The Government’s utilization of wage restraint legislation was found to be particularly troubling in light of the bargaining history in the Manitoba public sector. In the aftermath of the 2008 financial crisis, wage freeze had been collectively bargained with trade-offs such as lay-off protection. Justice McKelvey found that it was precisely these trade-offs that Government wished to avoid through the PSSA, by taking a “strident, inflexible and rigid approach to labour negotiations” [334].
Section 1
Justice McKelvey accepted the plaintiffs’ argument that the Government did not meet even the first component of the Oakes test under s. 1 of the Charter, in that the statutory objectives of deficit reduction and fiscal stability were insufficient to establish a free-standing pressing and substantial objective. Budget consideration in the absence of a fiscal emergency, will be insufficient to justify an infringement of the Charter. Justice McKelvey noted that neither of the financial experts who gave evidence in this case opined that Manitoba was in a situation of financial crisis. Manitoba’s state of affairs was very different than after the economic recession in 2008
With respect to minimal impairment, Justice McKelvey accepted the unions’ submission that the Government did not meaningfully consider any alternatives. Before the “consultation”, the Government had already drafted legislation, which included the two-year wage freeze. Additionally, the Government was not forthcoming with information sought by unions during the “consultation” process, which negated the unions’ ability to meaningful participation, At no time did the Government consider a “blank slate” of options with respect to public sector cost control: The “die was cast” [404].
At the final “balancing” stage, Justice McKelvey accepted that Government’s actions will have a long-term effect and potentially chilling effect of relationships in future rounds of collective bargaining.

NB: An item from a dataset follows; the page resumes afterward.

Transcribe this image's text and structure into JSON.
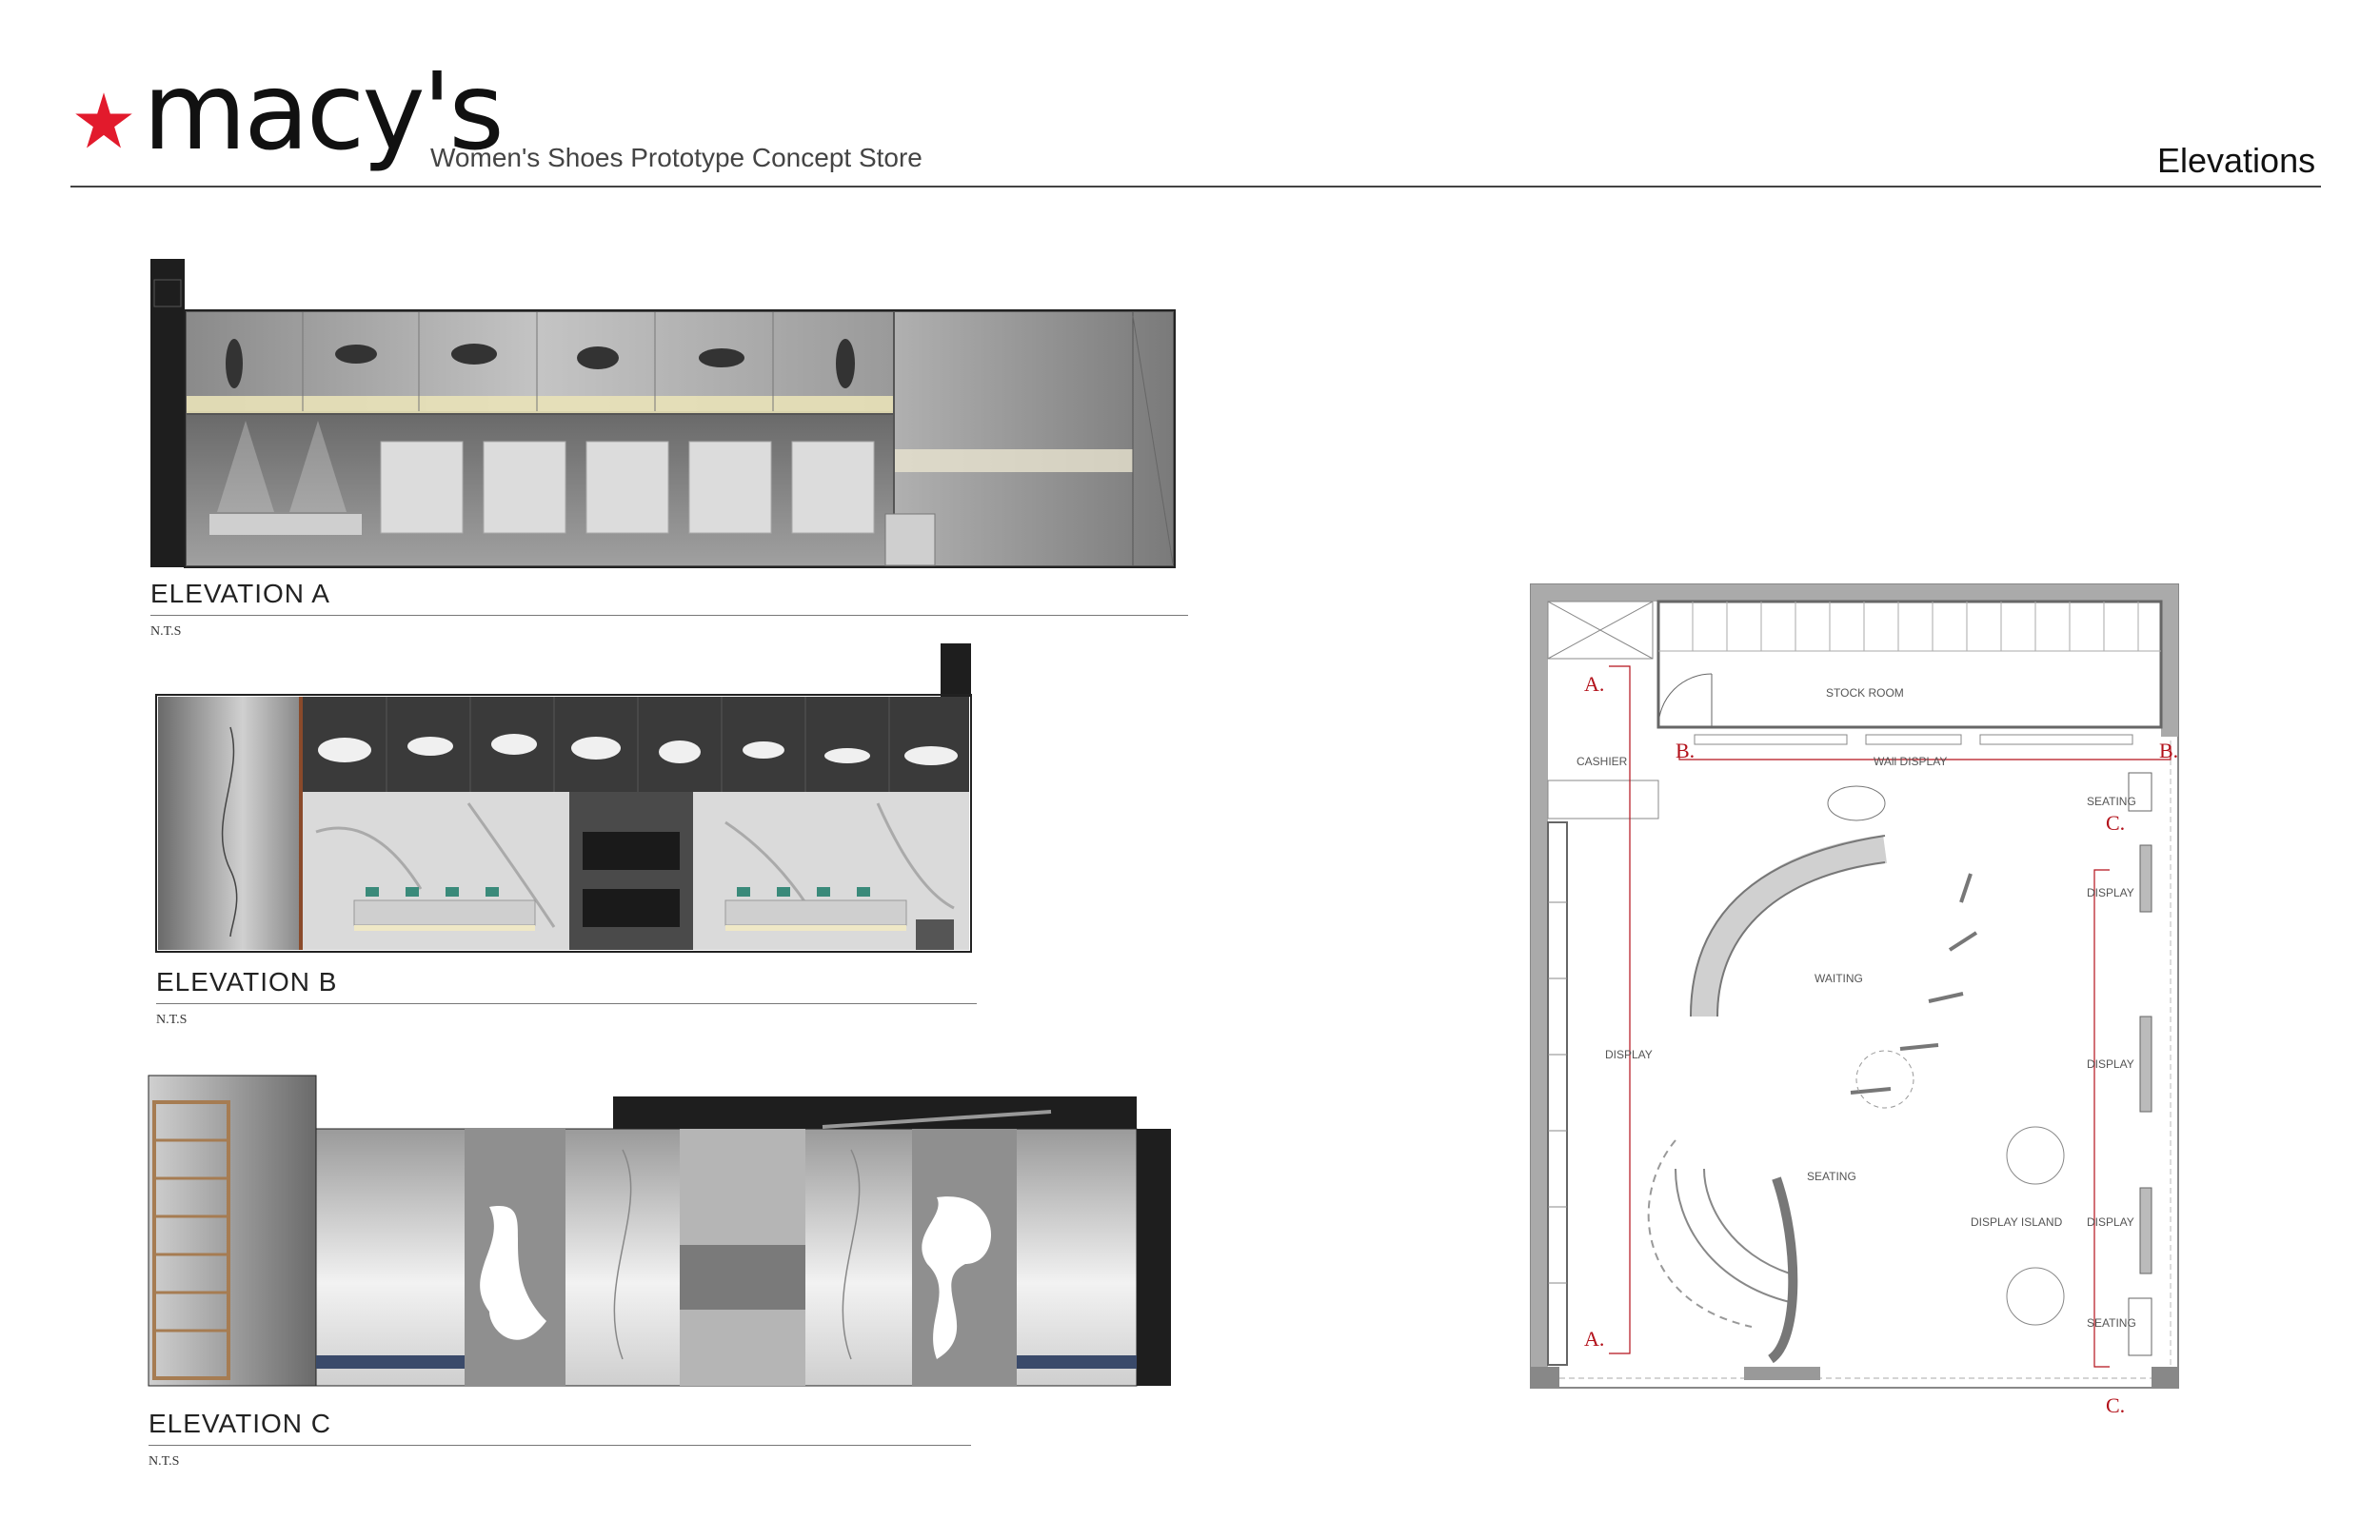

She concluded: “The Government is facilitating popular tax revenue reduction measures on the backs of public sector workers. Proportionality does not exist.”
Conclusion
This powerful decision is a credit to the MFL and the unions who united to defend the right to meaningful collective bargaining and makes a significant contribution to the increasing recognition of workers’ rights and the importance of those rights in Charter jurisprudence.
The message from this judicial verdict of Justice McKelvey is loud and clear to the decision-makers. It stresses, do not adopt a “strident, inflexible and rigid approach towards labour negotiations”. Collective bargaining, consultation with unions, government adopting popular revenue reduction measures on the backs of public sector workers without having a sense of proportionality are all valuable points argued by the counsel and accepted by the court.